I remember listening to the Beatles’ “Eight Days a Week” while taking down my much older sister’s laundry from the line. I would go to her house down the block from ours to escape the never-ending chores. Doing chores at her house seemed like a break, a holiday from doing them at home, where it seemed I did chores eight days a week.
Besides, she had a telephone before we did. A thick, black, clunky thing on which I could call the boy I had a crush on in junior high. Only to hang up when he answered. There was no call waiting, or caller ID back then so no evidence. I found his number by looking up his last name in the fat phone book delivered to every household that had a phone. To this day I remember his last name but not his first. Weird. And I can’t remember what he looked like either. I’m only sure of one thing: He didn’t know I was alive.
I remember sitting on the bench behind the house that held the wash tub where I’d scrubbed clothes against a washboard before we had a washing machine. I felt I was hiding though I’m sure the sound of my radio gave me away should my mother find another chore for me. As I leaned back against the wall my sister appeared over the back fence like a disembodied head. Come with me to the store, she said. I sighed, but she was pregnant with her second child, so I got to my feet.
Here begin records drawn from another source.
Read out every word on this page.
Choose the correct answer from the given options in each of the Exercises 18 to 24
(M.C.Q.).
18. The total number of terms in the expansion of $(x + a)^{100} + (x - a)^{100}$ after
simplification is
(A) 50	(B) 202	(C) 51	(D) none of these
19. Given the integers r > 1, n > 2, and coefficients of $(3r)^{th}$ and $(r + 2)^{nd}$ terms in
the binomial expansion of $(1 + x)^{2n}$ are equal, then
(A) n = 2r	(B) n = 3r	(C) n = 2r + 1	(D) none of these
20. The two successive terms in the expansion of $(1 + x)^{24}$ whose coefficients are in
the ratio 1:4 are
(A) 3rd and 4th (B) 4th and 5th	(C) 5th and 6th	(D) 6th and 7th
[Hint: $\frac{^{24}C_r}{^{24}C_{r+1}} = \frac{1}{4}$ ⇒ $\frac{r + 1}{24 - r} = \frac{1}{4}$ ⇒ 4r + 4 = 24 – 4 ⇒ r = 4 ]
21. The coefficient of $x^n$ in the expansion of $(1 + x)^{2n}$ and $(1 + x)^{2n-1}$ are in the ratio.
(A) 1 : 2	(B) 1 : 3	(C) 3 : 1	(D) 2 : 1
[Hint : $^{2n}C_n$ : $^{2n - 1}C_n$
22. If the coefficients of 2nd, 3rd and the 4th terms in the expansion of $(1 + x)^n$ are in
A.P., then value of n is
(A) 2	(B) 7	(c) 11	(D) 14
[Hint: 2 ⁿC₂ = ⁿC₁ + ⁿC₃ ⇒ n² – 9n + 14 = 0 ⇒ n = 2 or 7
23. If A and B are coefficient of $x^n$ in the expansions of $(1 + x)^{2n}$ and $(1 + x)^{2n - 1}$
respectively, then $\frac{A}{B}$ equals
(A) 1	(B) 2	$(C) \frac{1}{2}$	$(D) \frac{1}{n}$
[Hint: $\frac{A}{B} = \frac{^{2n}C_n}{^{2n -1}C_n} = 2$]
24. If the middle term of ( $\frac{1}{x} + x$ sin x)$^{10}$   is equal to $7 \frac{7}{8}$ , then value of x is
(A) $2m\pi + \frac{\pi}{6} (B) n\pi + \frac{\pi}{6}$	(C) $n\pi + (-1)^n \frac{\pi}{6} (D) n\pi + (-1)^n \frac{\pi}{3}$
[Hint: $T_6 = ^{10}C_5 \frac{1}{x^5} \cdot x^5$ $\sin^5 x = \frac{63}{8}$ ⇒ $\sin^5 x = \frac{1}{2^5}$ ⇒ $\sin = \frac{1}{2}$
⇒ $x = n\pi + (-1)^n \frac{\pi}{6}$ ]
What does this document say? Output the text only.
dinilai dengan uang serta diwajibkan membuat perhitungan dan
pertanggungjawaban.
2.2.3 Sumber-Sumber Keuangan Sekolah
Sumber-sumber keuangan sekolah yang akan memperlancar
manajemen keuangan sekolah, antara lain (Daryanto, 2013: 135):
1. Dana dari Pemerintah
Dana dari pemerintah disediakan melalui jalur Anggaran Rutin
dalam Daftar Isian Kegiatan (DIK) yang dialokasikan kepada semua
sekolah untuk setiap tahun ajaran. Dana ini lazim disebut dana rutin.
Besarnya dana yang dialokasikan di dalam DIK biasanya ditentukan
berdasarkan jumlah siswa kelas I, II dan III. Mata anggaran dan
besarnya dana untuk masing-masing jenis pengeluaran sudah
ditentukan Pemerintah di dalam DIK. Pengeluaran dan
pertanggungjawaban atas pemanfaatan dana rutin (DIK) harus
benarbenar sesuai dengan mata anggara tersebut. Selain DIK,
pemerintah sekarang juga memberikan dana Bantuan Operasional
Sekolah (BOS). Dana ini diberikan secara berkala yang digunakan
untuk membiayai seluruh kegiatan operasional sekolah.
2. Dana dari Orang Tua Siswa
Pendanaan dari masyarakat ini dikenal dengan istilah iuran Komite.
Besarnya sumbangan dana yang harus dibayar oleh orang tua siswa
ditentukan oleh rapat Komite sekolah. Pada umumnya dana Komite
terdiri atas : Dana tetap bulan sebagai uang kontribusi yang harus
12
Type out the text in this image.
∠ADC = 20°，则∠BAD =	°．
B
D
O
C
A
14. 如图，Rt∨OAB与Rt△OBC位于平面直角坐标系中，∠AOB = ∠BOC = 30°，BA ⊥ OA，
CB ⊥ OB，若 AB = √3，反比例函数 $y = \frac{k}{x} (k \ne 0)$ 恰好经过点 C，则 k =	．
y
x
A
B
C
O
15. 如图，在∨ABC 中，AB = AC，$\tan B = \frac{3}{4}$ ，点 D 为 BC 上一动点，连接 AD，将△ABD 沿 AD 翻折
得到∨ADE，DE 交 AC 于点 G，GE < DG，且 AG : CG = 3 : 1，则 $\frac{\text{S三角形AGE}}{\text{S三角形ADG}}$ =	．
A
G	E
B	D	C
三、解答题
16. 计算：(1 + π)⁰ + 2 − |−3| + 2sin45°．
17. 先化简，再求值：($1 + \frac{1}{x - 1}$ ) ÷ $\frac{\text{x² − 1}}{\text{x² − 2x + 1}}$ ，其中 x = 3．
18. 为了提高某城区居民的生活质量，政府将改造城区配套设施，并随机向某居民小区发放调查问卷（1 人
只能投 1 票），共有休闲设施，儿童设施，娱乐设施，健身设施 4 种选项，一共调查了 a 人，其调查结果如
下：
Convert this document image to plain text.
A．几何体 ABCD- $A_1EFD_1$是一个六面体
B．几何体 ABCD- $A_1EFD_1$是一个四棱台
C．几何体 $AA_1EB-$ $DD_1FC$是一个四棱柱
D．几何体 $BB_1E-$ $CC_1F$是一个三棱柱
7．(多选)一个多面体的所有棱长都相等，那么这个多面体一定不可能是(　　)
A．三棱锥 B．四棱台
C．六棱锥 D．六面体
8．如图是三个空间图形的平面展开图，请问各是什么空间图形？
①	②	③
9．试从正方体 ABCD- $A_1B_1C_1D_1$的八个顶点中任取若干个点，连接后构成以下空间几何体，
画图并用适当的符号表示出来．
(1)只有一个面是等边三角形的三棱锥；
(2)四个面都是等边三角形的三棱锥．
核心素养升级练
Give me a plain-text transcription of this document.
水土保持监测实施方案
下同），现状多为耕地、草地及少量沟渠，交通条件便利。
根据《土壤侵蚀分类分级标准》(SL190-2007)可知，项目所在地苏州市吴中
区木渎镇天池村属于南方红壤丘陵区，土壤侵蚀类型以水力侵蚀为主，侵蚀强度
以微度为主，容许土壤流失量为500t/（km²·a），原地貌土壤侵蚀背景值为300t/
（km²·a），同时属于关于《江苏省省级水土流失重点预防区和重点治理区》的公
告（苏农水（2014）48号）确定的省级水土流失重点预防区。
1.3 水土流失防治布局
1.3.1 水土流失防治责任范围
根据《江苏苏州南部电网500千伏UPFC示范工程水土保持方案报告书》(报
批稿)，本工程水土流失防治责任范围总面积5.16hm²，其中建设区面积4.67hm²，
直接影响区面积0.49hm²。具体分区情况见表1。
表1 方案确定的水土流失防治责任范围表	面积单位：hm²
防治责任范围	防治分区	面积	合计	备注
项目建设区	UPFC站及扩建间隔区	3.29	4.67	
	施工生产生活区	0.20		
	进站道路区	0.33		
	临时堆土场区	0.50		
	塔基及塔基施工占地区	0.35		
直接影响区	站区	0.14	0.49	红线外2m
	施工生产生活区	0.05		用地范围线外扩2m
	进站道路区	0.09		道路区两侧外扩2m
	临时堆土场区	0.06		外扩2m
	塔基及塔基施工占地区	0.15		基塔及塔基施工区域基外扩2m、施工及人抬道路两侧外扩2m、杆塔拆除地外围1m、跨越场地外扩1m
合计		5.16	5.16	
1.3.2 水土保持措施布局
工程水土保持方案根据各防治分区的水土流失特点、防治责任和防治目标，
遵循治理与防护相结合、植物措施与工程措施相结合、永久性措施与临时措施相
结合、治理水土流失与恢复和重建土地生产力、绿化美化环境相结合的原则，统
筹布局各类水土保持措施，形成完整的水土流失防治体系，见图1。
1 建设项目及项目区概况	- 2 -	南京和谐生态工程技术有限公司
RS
My radio of course went with us as we plodded down the hot, sandy soil of the alleyways to the small neighborhood store. I paid no attention to what my sister was selecting as we strolled through the aisles. At the checkout, I became painfully aware that she was short of money. She stared into her coin purse for a moment, then began removing item by item of her meager haul as she watched the numbers on the register decrease. Finally, the cashier said, you can pay me later, and my sister nodded her thanks.
I don’t remember the music on the way back. Perhaps it was “Magic Carpet Ride” which could whisk me away. I just remember aching for my sister as we walked in silence. She hadn’t needed me after all.
Fast forward about a decade or so and I see myself dancing to “Ladies’ Night” in my own kitchen late at night. The music now coming from a much bigger radio, one that I couldn’t tuck away and hide from prying eyes and perked up ears (Mom). But I had no need to anymore.
After I put my toddler to bed, I stole time from my studies to dance until I was as hot and sweaty as if I’d spent an hour on an actual dance floor, all the endorphins streaming wildly. It was my therapy. I needed it to get me through those long and lonely years when my only true companions were my son and my textbooks.
When I left the sad north to head back to Texas, my collection of 8-track tapes accompanied me as I drove cross-country. I had a small suspicion that when I got home, I might find myself a cowboy who would teach me how to two-step through the rest of my days. But the only cowboy boots I saw and heard were the ones that clicked onto the pavement when their wearer jumped down from his red pickup in the middle of night, leering at me as he tried to coax me aboard.
He and his male companion had seen me alone and vulnerable at the bus station’s outside public phone waiting for my father, my car had broken down and had to be left behind in a one-horse town to get fixed. My dad arrived in time to save the day, but that incident put me off cowboy boots forever.
Instead, I chanced on motorcycle boots. We met amidst the loudest music, “Funkytown,” and he continued to make music in my heart for months. Even now, my soul sings when I remember his touch, his gentleness, his essence. His promise. The music remains, like “Brass in [my] Pocket.”
Today my transistor radio has been replaced by another hand-held item, a phone that is a minicomputer. But regardless of its many high-tech capabilities, its most valuable feature is its ability to pipe music through to me. From my twenty-some Pandora stations, or my recently set up iTunes account. My pain relief, I mean my music, is always available. And though there has been decades of music released since the advent of that tiny radio, I find that my choice of music remains the same, primarily the art of the 1950s, 60s, and 70s.
In these soulful melodies lies the prescription that takes my pain away. That sends me back to a time that my teenage self felt was so horrendous, when in effect it was nothing, nothing, nothing.